No, dimethyl ether does not form hydrogen bonds with itself. Its oxygen atom has lone pairs of electrons, but none of its hydrogen atoms are bonded directly to that oxygen. Since hydrogen bonding requires a hydrogen attached to a highly electronegative atom like oxygen, nitrogen, or fluorine, pure dimethyl ether lacks this capability. The distinction matters because it explains why dimethyl ether behaves so differently from its structural twin, ethanol, despite having the exact same atoms.
Why the Structure Rules Out Hydrogen Bonding
Dimethyl ether has the formula CH₃OCH₃. The oxygen sits in the middle of the molecule with a carbon on each side, and all six hydrogen atoms are bonded to those carbons, not to the oxygen. For a molecule to form hydrogen bonds with other copies of itself, it needs at least one hydrogen directly attached to oxygen (or nitrogen or fluorine). Carbon-hydrogen bonds simply aren’t polar enough to participate in hydrogen bonding.
The molecule is bent at the oxygen, with a C-O-C bond angle of about 111.2 degrees. That bent shape makes dimethyl ether a polar molecule, meaning it has a positive end and a negative end. But polarity alone doesn’t create hydrogen bonds. It creates a weaker type of attraction called dipole-dipole interaction, which is the main intermolecular force holding liquid dimethyl ether together, along with the even weaker London dispersion forces that exist between all molecules.
The Ethanol Comparison Makes It Clear
The most convincing evidence comes from comparing dimethyl ether to ethanol. These two molecules are structural isomers, meaning they contain the exact same atoms (C₂H₆O) arranged differently. Ethanol has a hydrogen bonded directly to its oxygen (an O-H group), so it forms strong hydrogen bonds between molecules. Dimethyl ether does not.
The difference in physical properties is dramatic. Ethanol boils at 78°C, while dimethyl ether boils at -25°C, a gap of over 100 degrees. Ethanol melts at -117°C compared to -138°C for dimethyl ether. These numbers reflect how much harder it is to pull ethanol molecules apart from each other. Hydrogen bonds are significantly stronger than the dipole-dipole forces in dimethyl ether, so ethanol requires far more energy to vaporize.
The heat of vaporization tells the same story from a different angle. Dimethyl ether requires only about 21.5 kJ/mol of energy to transition from liquid to gas. Ethanol needs roughly 38.6 kJ/mol, nearly double. That extra energy goes toward breaking all those hydrogen bonds that dimethyl ether simply doesn’t have.

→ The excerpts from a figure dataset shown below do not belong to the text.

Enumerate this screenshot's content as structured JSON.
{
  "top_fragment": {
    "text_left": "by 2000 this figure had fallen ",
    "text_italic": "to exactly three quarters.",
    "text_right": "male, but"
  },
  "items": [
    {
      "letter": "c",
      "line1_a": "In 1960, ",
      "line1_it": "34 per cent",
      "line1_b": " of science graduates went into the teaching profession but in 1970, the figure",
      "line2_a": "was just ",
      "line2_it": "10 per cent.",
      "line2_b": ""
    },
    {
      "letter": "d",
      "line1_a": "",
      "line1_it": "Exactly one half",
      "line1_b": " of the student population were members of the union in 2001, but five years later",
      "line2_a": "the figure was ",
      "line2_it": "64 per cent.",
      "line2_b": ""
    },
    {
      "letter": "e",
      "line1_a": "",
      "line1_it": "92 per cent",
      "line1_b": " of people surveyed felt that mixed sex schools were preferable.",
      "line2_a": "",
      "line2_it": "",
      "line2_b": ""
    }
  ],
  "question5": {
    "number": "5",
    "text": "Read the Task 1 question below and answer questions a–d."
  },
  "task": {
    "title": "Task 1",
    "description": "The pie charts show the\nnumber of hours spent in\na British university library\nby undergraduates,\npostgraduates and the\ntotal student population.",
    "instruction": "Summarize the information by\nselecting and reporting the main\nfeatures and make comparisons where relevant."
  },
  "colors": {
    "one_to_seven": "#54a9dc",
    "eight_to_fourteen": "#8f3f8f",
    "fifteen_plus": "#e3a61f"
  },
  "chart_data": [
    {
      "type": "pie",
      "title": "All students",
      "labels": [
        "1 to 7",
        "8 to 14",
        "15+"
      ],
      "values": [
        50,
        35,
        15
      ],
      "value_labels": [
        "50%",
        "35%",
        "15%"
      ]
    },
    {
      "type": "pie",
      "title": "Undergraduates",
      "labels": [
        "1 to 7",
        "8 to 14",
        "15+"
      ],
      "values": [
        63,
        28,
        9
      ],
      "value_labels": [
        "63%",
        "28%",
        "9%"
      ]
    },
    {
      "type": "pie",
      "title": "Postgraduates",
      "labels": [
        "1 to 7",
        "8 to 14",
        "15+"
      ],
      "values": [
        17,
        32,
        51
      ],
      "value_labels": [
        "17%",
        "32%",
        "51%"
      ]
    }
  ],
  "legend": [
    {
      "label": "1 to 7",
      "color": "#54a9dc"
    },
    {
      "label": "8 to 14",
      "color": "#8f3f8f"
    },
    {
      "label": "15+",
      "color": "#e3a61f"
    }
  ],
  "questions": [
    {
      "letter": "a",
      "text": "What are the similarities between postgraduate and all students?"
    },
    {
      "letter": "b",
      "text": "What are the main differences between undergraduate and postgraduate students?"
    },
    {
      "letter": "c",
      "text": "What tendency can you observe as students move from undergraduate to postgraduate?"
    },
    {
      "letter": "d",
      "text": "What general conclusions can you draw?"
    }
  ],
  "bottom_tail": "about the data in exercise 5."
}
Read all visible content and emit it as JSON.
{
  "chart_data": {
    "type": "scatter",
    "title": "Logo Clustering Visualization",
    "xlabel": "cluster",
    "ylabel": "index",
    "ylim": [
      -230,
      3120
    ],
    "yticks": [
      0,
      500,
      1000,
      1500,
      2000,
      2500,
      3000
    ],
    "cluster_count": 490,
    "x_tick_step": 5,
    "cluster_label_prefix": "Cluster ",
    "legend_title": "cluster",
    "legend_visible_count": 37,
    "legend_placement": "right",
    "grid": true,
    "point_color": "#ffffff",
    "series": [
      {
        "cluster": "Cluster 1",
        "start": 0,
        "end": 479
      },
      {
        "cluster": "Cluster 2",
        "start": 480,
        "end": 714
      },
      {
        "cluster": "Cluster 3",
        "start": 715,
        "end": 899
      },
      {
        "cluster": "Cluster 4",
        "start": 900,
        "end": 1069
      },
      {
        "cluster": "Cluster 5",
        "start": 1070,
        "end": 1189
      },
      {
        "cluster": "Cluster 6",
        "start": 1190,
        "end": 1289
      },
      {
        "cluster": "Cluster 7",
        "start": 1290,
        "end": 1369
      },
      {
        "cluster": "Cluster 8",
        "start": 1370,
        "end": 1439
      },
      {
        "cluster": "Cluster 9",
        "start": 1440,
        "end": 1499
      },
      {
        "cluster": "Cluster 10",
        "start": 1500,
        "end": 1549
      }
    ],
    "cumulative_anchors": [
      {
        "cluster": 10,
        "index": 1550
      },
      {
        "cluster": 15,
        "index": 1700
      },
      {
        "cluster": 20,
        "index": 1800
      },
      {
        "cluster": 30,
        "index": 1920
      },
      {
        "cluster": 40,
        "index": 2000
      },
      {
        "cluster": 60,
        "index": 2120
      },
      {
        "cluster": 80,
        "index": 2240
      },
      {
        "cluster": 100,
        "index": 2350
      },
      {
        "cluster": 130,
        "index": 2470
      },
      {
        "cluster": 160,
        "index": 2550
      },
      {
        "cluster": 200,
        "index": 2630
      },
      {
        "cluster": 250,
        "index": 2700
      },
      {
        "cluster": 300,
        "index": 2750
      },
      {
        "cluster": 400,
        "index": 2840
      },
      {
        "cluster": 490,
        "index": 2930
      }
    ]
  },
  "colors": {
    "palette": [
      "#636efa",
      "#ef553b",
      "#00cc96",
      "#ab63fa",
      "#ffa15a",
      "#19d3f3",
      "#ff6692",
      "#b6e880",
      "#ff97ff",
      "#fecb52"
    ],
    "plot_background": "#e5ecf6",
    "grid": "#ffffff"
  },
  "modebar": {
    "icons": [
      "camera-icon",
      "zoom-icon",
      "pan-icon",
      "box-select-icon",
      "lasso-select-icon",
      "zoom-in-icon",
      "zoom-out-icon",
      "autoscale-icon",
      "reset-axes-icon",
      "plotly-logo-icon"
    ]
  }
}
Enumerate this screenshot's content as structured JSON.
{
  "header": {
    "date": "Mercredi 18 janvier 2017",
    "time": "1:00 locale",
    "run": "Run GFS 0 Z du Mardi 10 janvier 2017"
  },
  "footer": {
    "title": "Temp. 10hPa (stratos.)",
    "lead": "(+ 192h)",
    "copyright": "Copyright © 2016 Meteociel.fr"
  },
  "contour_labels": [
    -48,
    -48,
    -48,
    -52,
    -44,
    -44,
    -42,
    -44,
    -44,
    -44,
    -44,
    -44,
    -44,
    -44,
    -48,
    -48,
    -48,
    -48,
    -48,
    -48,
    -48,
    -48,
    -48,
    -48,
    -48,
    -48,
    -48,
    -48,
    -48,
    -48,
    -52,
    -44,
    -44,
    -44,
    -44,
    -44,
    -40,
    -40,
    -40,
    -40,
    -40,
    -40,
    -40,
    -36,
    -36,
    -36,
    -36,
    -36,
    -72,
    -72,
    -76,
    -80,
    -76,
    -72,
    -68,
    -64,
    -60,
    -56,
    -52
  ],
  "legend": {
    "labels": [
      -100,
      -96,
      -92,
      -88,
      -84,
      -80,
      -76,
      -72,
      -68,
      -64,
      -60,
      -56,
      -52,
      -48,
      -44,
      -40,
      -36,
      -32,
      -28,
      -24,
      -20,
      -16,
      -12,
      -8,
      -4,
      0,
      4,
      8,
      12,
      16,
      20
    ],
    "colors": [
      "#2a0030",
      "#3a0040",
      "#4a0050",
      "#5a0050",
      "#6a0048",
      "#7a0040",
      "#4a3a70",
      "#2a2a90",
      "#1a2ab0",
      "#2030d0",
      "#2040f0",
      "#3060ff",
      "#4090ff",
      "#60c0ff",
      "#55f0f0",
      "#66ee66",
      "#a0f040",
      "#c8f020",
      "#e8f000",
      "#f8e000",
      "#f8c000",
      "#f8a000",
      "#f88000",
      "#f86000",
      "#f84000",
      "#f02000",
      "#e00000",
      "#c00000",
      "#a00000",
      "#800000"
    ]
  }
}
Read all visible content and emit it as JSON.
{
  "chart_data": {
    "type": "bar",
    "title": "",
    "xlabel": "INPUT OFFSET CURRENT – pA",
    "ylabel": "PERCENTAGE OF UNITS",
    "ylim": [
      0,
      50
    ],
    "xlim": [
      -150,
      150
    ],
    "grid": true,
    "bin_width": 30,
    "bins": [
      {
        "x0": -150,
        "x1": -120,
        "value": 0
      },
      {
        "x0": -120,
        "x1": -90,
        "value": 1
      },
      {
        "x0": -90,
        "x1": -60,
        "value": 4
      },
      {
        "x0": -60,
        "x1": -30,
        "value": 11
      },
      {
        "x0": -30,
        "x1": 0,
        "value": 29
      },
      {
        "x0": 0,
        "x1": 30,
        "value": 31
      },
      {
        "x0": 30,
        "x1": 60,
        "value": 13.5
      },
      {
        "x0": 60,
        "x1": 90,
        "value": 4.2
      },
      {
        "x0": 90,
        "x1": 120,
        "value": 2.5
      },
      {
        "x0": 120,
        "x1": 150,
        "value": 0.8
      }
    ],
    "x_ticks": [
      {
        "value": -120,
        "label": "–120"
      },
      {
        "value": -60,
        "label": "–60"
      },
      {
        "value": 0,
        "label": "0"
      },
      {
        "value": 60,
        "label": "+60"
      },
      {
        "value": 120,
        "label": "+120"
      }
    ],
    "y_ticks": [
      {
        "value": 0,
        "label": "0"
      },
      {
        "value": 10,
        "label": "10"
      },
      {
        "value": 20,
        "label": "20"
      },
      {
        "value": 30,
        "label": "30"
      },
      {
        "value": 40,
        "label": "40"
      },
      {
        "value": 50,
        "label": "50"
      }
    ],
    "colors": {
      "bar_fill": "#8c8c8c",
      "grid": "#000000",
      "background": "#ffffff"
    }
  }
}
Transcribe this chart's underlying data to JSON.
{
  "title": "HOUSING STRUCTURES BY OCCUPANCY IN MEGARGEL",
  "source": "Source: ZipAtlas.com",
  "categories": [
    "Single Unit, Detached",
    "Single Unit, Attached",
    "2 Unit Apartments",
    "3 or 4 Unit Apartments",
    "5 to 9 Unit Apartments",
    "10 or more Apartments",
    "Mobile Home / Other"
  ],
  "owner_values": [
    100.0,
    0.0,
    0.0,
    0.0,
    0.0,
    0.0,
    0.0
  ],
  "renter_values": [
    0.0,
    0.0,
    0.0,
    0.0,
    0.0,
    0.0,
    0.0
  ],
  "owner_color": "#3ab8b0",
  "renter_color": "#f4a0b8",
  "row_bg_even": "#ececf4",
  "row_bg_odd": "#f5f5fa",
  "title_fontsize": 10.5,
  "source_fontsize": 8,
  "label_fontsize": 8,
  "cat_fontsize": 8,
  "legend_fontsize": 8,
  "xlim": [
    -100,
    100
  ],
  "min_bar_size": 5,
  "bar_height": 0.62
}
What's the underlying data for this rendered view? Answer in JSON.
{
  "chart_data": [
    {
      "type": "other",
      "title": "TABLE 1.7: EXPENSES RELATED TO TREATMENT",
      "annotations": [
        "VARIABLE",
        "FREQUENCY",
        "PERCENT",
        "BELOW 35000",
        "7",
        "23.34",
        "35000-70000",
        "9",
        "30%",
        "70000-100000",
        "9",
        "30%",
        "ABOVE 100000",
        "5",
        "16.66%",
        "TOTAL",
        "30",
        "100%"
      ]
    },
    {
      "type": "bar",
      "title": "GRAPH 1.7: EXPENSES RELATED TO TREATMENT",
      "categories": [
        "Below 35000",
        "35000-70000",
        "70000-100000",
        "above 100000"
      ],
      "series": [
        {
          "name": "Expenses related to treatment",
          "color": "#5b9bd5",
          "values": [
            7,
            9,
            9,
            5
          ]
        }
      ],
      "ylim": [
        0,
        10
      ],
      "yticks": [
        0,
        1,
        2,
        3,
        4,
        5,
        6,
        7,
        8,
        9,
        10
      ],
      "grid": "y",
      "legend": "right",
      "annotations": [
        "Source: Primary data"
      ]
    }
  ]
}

It Can Accept Hydrogen Bonds From Other Molecules
Here’s where it gets a little more nuanced. While dimethyl ether can’t donate a hydrogen bond (it has no O-H, N-H, or F-H bond to offer), it can accept one. The oxygen atom still has two lone pairs of electrons, which can interact with a hydrogen that is bonded to an electronegative atom on a different molecule. When you mix dimethyl ether with water, for example, water’s O-H hydrogens can form hydrogen bonds with dimethyl ether’s oxygen.
This is why dimethyl ether is reasonably soluble in water. The oxygen acts as a hydrogen bond acceptor, allowing water molecules to latch onto it. So the accurate statement is that dimethyl ether cannot hydrogen bond with itself, but it can participate in hydrogen bonding as an acceptor when paired with a hydrogen bond donor like water or an alcohol.
What Forces Hold Dimethyl Ether Together
In its pure liquid form, dimethyl ether is held together by two types of intermolecular forces. The stronger of the two is dipole-dipole attraction. Because the molecule is bent rather than symmetrical, the electron-rich oxygen creates a partial negative charge on one side while the carbon and hydrogen ends carry partial positive charges. Neighboring molecules orient themselves so that opposite charges face each other, creating an attractive pull.
The second force is London dispersion, the weak, temporary attraction that arises when electron clouds briefly shift and create fleeting charge imbalances. Every molecule experiences London dispersion forces, and for small molecules like dimethyl ether, they contribute a meaningful share of the total intermolecular attraction. Together, these two forces are enough to keep dimethyl ether liquid below -25°C, but they’re far weaker than the hydrogen bonding network found in ethanol or water, which is why dimethyl ether is a gas at room temperature.